La relation sino-américaine est l’une des plus complexes en Asie : en compétition pour l’hégémon mondial, peu de choses semblent rapprocher les deux nations. Souvent qualifiée d’État révisionniste, la Chine contemporaine a été accusée de vouloir rejeter la plupart des institutions internationales fondées par les États-Unis (Zhang, 2004). Une analyse plus rigoureuse du potentiel statut révisionniste de la Chine montre plutôt le contraire : malgré ses tendances réalistes, le pays continue son intégration dans les institutions internationales, faisant même la promotion de l’idée que les relations économiques ne sont pas un jeu à somme nulle (Johnston, 2003). La Chine est aujourd’hui État membre ou observateur de plus de 70 organisations internationales, y compris certaines dont les États-Unis sont absents, telles que l’UNESCO, l’Organisation Mondiale du Travail (OMT), et l’Union interparlementaire (UIP) (CIA, 2018).

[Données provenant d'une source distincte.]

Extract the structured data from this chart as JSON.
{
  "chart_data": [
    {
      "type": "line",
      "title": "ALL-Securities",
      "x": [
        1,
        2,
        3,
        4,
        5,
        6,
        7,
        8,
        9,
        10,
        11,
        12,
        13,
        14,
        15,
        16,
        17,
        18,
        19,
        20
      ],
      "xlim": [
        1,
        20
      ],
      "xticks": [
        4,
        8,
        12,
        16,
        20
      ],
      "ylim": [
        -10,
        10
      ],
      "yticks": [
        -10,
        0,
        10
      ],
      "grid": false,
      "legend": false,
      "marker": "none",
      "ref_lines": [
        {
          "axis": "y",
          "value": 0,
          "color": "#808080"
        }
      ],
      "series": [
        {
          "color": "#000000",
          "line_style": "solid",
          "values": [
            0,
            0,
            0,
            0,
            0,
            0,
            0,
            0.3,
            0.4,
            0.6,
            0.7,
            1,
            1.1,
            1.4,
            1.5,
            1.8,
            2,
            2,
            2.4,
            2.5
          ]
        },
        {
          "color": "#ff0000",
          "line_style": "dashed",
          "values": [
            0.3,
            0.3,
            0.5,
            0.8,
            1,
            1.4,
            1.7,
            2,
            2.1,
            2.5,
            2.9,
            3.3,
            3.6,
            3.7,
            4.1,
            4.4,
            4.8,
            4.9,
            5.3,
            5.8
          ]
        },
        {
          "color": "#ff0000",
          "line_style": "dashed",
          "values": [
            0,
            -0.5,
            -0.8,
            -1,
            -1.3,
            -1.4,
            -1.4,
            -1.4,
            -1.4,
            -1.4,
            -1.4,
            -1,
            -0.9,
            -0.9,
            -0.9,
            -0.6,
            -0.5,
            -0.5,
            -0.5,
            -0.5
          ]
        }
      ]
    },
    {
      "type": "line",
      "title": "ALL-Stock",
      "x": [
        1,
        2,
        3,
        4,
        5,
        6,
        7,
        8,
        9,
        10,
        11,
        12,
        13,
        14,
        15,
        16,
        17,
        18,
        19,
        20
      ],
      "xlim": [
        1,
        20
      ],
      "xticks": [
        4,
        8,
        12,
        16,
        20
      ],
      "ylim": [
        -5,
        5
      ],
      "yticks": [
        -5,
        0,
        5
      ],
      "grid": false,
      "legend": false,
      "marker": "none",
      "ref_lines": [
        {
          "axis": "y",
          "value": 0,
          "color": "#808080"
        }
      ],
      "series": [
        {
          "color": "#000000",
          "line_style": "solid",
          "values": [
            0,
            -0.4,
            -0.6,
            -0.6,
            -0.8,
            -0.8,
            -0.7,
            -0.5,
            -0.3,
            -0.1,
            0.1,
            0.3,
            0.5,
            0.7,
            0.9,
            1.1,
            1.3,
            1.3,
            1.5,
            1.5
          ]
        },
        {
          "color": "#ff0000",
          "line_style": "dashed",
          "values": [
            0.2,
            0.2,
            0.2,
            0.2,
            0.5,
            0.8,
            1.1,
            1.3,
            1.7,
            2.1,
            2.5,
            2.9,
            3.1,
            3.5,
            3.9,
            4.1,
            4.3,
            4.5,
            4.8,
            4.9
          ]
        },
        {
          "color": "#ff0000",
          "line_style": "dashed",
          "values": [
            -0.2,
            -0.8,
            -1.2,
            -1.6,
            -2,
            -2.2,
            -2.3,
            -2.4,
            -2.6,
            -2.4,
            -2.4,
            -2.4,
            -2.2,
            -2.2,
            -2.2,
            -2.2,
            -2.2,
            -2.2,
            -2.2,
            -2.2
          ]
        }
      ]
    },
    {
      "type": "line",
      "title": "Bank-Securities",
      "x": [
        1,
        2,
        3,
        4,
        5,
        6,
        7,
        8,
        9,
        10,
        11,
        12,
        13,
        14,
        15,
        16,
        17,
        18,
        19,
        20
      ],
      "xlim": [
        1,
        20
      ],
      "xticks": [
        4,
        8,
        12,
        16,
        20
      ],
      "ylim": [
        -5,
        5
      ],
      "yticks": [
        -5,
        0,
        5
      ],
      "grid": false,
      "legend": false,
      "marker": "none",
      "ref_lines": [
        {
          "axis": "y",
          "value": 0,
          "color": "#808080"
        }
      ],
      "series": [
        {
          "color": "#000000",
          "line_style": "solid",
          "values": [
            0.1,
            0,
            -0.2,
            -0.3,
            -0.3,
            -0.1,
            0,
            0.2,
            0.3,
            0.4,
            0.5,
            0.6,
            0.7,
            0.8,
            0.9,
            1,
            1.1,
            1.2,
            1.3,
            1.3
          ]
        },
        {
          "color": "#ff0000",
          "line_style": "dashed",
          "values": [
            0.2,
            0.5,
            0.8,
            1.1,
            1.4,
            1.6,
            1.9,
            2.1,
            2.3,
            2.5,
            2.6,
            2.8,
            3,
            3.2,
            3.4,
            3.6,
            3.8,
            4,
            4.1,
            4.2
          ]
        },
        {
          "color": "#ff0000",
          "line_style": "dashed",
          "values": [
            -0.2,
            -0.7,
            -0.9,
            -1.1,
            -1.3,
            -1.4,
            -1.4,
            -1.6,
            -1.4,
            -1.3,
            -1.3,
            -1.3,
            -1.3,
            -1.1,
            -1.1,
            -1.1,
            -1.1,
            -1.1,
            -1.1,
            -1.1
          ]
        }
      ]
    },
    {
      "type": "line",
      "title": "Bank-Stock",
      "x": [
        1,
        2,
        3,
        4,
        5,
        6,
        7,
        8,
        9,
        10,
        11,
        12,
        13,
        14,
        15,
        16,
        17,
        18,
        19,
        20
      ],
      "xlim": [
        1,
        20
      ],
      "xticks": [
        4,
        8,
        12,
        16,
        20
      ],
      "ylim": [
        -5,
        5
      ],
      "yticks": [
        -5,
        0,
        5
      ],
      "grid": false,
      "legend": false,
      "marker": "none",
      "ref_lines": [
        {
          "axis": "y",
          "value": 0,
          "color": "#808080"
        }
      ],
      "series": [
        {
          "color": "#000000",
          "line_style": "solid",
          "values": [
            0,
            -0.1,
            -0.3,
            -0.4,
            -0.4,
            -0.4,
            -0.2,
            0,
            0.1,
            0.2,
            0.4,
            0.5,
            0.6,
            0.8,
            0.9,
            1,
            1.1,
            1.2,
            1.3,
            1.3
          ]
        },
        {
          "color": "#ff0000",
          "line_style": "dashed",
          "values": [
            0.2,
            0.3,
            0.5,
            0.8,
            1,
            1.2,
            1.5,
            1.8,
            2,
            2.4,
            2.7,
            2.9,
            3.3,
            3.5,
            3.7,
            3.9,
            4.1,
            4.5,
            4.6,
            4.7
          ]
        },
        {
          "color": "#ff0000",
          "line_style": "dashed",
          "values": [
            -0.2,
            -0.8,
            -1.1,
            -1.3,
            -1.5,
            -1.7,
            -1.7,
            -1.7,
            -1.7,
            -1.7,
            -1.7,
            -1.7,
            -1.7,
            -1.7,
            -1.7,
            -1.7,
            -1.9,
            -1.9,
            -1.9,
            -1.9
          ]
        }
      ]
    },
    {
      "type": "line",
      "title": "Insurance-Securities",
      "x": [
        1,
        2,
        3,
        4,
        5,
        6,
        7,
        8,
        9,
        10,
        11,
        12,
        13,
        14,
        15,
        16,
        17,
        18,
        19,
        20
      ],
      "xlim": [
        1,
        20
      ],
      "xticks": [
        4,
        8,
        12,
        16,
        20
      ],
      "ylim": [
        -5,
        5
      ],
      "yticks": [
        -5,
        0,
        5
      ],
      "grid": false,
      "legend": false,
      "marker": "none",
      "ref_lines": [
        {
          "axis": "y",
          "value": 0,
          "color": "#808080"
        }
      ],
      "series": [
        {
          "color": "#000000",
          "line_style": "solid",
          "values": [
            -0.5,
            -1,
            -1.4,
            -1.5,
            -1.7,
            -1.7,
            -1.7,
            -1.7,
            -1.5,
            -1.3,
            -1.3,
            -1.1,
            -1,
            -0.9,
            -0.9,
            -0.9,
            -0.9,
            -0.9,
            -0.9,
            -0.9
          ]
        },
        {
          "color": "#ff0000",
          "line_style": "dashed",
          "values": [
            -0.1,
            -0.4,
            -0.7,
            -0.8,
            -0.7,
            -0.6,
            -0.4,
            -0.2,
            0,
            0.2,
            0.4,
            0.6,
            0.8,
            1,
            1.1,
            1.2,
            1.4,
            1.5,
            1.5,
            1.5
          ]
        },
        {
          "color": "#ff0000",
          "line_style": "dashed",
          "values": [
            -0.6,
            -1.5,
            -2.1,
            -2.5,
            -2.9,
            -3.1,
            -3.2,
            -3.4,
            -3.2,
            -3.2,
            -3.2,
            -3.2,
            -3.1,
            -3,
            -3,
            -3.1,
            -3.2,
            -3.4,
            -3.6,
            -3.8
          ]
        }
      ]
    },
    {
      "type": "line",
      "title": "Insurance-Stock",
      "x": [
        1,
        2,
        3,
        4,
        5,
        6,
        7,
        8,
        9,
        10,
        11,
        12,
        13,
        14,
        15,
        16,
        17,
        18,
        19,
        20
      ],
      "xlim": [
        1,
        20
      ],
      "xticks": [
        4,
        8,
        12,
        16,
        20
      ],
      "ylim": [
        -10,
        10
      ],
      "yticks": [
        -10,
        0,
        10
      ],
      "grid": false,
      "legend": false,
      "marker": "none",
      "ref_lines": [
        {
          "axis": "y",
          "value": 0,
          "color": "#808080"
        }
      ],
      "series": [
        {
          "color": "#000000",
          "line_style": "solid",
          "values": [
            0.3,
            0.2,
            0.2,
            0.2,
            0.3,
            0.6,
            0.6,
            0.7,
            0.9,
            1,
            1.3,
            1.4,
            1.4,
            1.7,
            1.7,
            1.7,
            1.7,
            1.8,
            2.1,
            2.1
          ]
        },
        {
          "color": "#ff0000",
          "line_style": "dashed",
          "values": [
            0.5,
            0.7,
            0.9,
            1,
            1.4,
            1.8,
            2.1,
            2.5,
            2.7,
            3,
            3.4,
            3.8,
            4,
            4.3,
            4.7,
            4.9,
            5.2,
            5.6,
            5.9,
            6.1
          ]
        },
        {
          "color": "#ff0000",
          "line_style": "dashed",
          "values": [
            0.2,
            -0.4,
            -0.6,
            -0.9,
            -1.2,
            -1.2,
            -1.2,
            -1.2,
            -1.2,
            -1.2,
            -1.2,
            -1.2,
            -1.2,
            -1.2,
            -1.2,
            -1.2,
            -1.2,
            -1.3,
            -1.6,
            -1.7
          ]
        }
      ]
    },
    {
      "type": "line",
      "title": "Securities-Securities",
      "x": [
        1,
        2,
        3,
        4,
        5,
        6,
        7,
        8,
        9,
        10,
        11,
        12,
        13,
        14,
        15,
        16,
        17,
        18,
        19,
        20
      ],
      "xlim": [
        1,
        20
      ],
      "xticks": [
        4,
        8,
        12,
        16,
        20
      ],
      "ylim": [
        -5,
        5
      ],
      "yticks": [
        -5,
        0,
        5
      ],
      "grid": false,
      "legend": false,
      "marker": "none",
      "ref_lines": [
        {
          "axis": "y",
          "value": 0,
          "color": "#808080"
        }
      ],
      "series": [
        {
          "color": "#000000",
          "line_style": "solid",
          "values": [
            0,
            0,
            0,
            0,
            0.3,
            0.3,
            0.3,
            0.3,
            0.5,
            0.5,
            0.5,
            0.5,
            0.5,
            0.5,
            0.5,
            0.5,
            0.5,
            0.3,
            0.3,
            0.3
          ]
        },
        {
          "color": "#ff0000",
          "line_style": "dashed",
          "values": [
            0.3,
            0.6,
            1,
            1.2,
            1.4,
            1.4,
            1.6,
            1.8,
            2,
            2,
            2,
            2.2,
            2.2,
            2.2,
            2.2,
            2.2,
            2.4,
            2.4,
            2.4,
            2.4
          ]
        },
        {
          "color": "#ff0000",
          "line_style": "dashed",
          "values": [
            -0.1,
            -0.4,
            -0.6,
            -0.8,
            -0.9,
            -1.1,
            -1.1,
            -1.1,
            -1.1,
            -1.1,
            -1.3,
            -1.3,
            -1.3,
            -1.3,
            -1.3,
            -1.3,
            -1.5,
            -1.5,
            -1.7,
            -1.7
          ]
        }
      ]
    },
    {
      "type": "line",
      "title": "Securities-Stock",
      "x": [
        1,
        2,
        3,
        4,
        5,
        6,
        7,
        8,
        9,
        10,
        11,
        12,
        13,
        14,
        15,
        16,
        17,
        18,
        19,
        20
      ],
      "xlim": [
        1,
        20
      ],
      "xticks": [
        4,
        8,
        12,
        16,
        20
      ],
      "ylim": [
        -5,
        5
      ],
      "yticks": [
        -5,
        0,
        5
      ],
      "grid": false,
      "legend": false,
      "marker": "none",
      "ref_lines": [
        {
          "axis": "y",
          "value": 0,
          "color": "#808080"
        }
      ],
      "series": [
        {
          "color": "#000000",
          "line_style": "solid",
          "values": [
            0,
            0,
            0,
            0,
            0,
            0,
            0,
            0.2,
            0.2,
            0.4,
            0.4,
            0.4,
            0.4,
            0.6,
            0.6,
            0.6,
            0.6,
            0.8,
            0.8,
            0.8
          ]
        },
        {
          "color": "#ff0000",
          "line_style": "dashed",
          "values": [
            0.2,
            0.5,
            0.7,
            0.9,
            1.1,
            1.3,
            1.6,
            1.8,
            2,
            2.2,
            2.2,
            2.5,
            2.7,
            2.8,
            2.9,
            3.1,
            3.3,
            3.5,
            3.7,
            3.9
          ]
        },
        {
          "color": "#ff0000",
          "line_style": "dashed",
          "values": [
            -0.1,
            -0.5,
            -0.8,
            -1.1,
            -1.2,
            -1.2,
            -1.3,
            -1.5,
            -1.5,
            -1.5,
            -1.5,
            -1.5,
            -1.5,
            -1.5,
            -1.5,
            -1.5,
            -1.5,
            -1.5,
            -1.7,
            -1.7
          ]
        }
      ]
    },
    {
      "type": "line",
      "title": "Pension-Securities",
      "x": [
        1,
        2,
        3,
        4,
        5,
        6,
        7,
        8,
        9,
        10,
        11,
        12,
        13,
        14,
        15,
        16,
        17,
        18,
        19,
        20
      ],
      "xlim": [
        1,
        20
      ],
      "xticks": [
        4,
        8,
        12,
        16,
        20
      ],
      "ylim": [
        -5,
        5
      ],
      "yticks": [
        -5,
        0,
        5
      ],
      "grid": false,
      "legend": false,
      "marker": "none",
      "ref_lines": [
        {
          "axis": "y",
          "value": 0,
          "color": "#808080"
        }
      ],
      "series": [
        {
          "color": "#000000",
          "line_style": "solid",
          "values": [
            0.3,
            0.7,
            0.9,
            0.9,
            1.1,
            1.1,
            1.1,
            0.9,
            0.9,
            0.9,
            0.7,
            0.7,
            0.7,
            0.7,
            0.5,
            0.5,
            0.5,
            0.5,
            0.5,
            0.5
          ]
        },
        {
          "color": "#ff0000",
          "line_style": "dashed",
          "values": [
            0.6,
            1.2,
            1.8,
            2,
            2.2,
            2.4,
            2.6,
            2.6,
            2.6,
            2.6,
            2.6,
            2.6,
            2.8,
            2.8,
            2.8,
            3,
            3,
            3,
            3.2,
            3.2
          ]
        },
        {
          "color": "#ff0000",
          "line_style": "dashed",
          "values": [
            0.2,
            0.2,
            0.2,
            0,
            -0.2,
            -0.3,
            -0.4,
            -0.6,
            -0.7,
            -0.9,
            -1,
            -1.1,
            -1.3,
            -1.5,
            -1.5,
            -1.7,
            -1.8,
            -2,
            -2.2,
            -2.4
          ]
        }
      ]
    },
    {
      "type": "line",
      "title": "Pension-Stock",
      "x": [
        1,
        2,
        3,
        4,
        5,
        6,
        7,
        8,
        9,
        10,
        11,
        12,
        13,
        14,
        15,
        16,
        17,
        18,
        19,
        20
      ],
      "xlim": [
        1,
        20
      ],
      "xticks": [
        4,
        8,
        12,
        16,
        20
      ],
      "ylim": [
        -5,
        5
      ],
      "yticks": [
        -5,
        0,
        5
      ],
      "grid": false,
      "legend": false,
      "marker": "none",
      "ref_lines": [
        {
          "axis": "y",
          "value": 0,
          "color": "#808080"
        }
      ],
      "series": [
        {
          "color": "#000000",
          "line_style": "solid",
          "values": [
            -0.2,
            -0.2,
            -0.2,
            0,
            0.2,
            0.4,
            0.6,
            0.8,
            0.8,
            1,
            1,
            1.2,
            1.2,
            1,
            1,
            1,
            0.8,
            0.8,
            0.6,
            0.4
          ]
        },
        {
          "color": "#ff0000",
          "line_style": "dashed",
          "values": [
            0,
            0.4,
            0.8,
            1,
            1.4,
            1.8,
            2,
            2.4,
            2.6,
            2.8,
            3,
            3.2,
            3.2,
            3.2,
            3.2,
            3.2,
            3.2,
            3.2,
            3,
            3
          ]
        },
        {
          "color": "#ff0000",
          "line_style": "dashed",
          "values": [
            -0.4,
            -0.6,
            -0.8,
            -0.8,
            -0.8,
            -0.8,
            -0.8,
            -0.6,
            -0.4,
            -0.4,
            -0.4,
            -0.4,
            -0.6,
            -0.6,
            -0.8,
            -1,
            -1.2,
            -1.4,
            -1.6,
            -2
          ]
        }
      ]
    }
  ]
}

On peut dire avec certitude que les États-Unis n’ont pas eu d’influence quant au choix du système politique chinois en place — au contraire, ils ont essayé de se débarrasser du communisme avec vigueur. À l’époque de la chute de la République de Chine – et la naissance de la République Populaire de Chine en 1949 –, la position américaine est très claire : « The critical nature of the current situation in China, where a government recognized and supported by the United States is now reeling under the impact of military defeats inflicted by Communists, provokes in Americans the desire for immediate action » (Bingham, 1949), c’est-à-dire qu’ils désiraient défendre la position de Taiwan contre la Chine continentale. L’opposition des États-Unis envers la Chine s’est longtemps manifestée à l’ONU, où Taiwan a siégé pendant 20 ans, pleinement supportée par l’Amérique, avant d’être remplacé par la Chine (United Nations, 1971 :127). Les relations diplomatiques avec la Chine se sont normalisées quelques années plus tard, en 1979, lorsque les États-Unis ont reconnu le principe d’une Chine unique (One China) (Council on Foreign Relations, s.d.). Ce changement de position des Américains s’explique par la volonté de stabiliser l’Asie face à l’URSS et de réduire les dépenses militaires dans la région (Green, 2017 : 345-351). C’était aussi un coup de poker de la part des États-Unis qui, pour légitimer leur hégémon, ont fait la promotion d’institutions internationales où ils étaient le principal maître à bord. Cela s’est révélé être une stratégie à double tranchant, comme cette légitimation nécessitait la participation de la Chine, et que la Chine a demandé sa part du pouvoir en échange de sa coopération (Tiberghien, 2018).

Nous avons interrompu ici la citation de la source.